Eduard Sturki

Personal information
- Full name: Eduard Nasibovich Sturki
- Date of birth: 9 August 1993 (age 32)
- Place of birth: Krasnodar, Russia
- Height: 1.82 m (5 ft 11+1⁄2 in)
- Position(s): Midfielder/Defender

Youth career
- 0000–2006: FC Sokol Saratov
- 2007–2009: Konoplyov football academy
- 2009–2011: FC Lokomotiv Moscow

Senior career*
- Years: Team / Apps / (Gls)
- 2011: FC Kuban Krasnodar / 0 / (0)
- 2011–2012: FC Khimki-M (amateur)
- 2012: FC Pyunik / 3 / (0)
- 2012–2013: FC Mordovia Saransk / 0 / (0)
- 2014: FC Rosich Moskovsky
- 2015: FC Volga-Olimpiyets Nizhny Novgorod / 5 / (0)
- 2016–2018: FC Sokol Saratov / 16 / (0)
- 2018–2019: FC Ocean Kerch
- 2019: FC Ararat Moscow (amateur)
- 2019: FC Ararat Moscow / 0 / (0)

International career
- 2010: Russia U-17 / 3 / (0)
- 2012: Armenia U-19 / 6 / (0)

= Eduard Sturki =

Russian-Armenian footballer

Eduard Nasibovich Sturki (Эдуард Насибович Стурки; born 9 August 1993) is a Russian former football player. He holds Armenian citizenship.

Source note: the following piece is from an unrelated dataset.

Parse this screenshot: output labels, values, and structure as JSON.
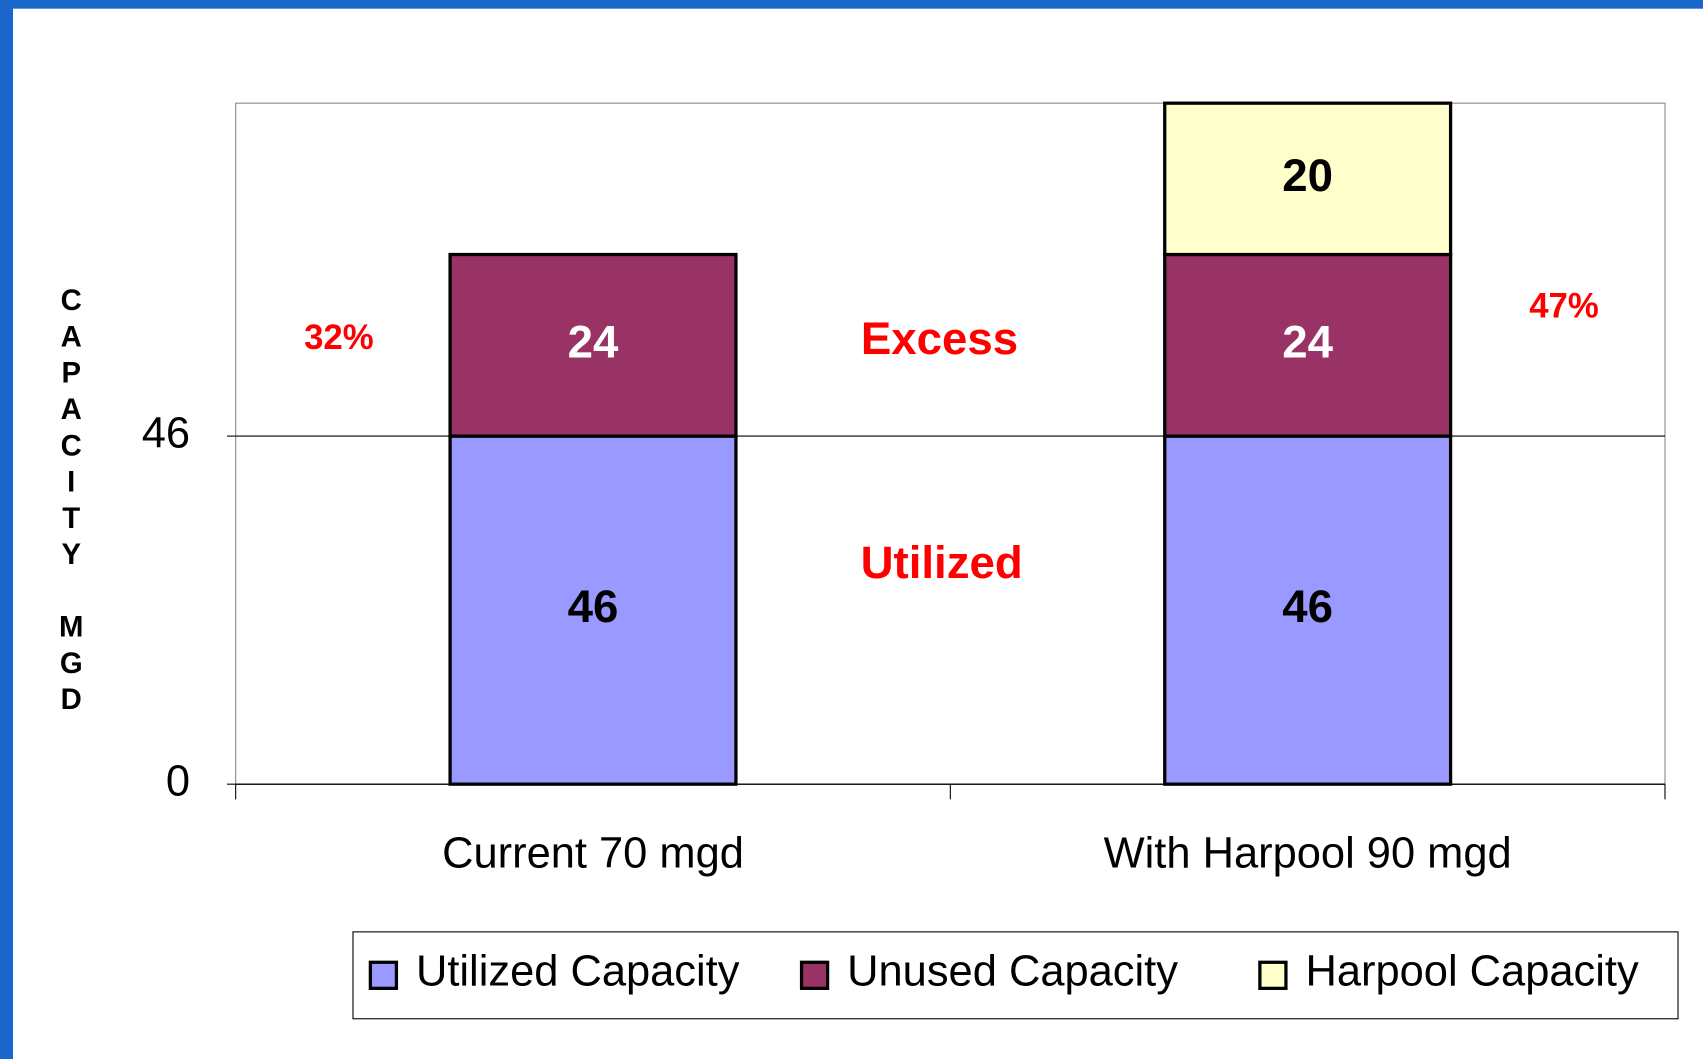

In 2014, he changed his last name from Tatoyan (Eduard Nasibovich Tatoyan; Эдуард Насибович Татоян; Էդուարդ Թաթոյան Նասիբի) to Sturki.

==Club career==
He made his debut in the Russian Professional Football League for FC Volga-Olimpiyets Nizhny Novgorod on 21 August 2015 in a game against FC Nosta Novotroitsk.

He made his Russian Football National League debut for FC Sokol Saratov on 6 May 2017 in a game against FC Yenisey Krasnoyarsk.